Some publishers are upset by the loss of human narrators, although the tech may expand the burgeoning audiobook market

Apple Books icon displayed on a phone and headphones are seen in this illustration photo
The audio version of a book may now be voiced by artificial intelligence
Jakub Porzycki/NurPhoto via Getty Images

At the beginning of the year, I expressed hope that we’d find practical and non-controversial uses for artificial intelligence. Not getting the memo, at least on the latter part: Apple, which just announced a range of AI-narrated audiobooks that seems likely to upset the audiobook industry and people who understand that book narration is an art form.

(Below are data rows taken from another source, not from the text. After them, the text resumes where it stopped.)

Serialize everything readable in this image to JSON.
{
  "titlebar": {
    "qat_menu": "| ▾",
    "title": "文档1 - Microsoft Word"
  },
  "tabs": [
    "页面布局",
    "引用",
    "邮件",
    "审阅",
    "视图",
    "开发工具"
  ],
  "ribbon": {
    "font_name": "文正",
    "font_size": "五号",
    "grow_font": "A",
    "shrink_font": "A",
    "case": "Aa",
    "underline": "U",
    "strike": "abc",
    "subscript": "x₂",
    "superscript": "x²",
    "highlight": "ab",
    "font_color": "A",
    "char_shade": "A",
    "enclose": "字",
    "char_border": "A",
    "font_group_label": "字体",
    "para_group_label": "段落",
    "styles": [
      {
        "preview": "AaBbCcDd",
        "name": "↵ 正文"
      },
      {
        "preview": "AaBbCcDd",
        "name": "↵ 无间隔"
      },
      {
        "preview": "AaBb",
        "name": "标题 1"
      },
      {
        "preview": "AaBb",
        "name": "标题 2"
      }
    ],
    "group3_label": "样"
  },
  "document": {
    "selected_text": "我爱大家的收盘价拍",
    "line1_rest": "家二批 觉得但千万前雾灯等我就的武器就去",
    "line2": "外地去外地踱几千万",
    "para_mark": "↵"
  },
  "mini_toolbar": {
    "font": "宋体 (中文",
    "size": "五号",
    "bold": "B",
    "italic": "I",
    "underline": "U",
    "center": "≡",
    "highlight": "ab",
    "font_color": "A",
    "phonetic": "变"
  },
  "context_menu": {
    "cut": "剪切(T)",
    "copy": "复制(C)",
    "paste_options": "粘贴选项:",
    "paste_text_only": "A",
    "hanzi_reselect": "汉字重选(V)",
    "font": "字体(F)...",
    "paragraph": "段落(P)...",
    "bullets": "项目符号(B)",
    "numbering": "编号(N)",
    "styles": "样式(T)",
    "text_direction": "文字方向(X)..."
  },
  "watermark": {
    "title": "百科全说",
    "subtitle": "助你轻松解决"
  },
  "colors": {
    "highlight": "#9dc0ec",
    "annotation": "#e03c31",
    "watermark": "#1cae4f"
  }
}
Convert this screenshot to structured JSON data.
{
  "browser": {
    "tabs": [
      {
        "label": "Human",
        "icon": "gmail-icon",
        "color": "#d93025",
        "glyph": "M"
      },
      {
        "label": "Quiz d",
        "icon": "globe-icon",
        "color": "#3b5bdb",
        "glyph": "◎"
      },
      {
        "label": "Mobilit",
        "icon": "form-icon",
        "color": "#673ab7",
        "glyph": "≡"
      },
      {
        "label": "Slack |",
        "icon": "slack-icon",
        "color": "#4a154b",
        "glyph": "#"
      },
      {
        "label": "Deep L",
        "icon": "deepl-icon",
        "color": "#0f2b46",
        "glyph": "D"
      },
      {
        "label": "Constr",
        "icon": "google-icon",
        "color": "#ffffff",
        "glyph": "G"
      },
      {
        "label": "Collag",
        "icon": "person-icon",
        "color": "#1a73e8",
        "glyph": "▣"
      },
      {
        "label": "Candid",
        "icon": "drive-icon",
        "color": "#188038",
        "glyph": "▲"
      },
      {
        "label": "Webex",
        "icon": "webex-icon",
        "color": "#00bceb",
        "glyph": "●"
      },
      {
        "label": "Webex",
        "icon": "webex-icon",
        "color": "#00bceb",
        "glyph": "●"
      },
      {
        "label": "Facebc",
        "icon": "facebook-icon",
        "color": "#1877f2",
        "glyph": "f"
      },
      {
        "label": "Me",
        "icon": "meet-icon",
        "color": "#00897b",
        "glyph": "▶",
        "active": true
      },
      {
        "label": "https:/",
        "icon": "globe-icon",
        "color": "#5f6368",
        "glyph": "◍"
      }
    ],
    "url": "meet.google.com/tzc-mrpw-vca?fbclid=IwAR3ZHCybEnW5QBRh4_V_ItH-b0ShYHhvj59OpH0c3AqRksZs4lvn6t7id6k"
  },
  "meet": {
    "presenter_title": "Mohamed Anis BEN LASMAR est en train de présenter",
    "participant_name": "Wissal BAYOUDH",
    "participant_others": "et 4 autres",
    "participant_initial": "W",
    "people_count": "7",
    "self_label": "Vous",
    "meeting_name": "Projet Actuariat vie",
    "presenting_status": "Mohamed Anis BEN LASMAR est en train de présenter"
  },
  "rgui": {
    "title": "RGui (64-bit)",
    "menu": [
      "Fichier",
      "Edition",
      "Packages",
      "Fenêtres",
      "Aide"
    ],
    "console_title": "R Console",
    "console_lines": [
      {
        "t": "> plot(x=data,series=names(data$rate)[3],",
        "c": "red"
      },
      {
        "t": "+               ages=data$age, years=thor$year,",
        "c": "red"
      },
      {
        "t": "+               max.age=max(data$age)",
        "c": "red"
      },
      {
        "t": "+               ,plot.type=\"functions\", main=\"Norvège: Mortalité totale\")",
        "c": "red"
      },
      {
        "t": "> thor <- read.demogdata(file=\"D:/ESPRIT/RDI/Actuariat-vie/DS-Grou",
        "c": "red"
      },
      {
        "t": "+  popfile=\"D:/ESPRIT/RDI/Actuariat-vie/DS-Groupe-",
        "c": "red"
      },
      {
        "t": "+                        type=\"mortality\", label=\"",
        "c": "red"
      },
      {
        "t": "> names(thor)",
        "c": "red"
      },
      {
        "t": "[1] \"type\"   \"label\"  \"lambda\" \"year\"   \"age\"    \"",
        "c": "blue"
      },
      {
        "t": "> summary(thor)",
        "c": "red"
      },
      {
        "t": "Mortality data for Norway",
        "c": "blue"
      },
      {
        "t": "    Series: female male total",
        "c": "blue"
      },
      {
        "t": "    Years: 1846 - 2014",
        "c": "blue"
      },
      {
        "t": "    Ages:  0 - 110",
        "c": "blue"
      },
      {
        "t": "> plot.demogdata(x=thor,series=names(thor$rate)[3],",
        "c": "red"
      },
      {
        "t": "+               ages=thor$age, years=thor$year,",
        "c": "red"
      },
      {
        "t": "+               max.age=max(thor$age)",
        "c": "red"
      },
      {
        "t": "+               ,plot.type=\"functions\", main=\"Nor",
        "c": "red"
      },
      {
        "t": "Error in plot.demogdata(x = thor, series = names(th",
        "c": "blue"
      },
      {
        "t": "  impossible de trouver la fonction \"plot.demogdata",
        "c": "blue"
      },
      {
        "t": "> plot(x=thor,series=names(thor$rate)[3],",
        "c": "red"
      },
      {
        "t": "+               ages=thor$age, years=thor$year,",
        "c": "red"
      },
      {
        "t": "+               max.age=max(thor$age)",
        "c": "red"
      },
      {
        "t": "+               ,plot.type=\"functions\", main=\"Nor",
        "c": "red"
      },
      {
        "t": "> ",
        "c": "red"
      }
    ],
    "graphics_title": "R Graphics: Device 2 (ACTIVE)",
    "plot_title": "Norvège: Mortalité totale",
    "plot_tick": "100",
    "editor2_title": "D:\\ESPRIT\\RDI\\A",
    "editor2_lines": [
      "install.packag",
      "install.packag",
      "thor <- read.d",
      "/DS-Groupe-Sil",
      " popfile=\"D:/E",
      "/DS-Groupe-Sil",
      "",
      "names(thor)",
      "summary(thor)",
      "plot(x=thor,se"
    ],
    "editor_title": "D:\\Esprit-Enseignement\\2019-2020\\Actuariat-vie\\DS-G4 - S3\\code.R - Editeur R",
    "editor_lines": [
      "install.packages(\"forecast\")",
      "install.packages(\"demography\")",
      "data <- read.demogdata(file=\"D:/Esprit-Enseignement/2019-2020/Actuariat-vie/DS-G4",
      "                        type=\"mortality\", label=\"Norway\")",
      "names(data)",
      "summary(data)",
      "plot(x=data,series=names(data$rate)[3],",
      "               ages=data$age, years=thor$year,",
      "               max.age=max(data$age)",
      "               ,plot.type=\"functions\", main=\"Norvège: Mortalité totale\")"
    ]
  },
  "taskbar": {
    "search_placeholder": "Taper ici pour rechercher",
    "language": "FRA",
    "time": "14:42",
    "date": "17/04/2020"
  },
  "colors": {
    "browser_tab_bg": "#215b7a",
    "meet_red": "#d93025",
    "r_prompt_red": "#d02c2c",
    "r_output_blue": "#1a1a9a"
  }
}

Per The Guardian, these AI audiobooks — described as “narrated by digital voice based on a human narrator” — are financed by Apple and writers still receive royalties from sales. Publishers were required to sign non-disclosure agreements before participating, and not all of the booksellers agreed to the terms.

It’s easy to see why Apple would want to try this: The audiobook market is exploding, with sales growing by double digits each year and expected to hit a market size of just under $20 billion by 2028.

This move by Apple is likely to reduce jobs in the industry and create an inferior product (much like AI creating songs), at least in the short term. “The narrator brings a whole new range of art in creating audiobook, and we believe that’s a powerful thing,” David Caron, a co-producer at Canada’s largest audiobook publisher, told The Guardian. “They’re creating something that is different from the print book, but that adds value as an art form.”

Still, some authors note that AI-narrated books are inevitable. As Mark Piesing at The Bookseller suggests, “The argument that a human narrator is intrinsically better is flawed and subjective – I have pressed stop many times because I thought an AI could do a better job. Artificial voice applications use human voices to learn from, and use cloned human voice replicas to deliver realistic tone and emotion.” As well, the costs and production time are significantly reduced, and it could be a boon for non-English works (Piesing estimates 90% of audiobooks are in English).

Hopefully, the market can find a happy medium, where human-narrated books are seen as a premium product (and artwork) and AI-narrated books are used to expand the size and scope of the global audiobook catalog — and labeled as an AI product.

You can find these AI-narrated works in Apple’s Books app.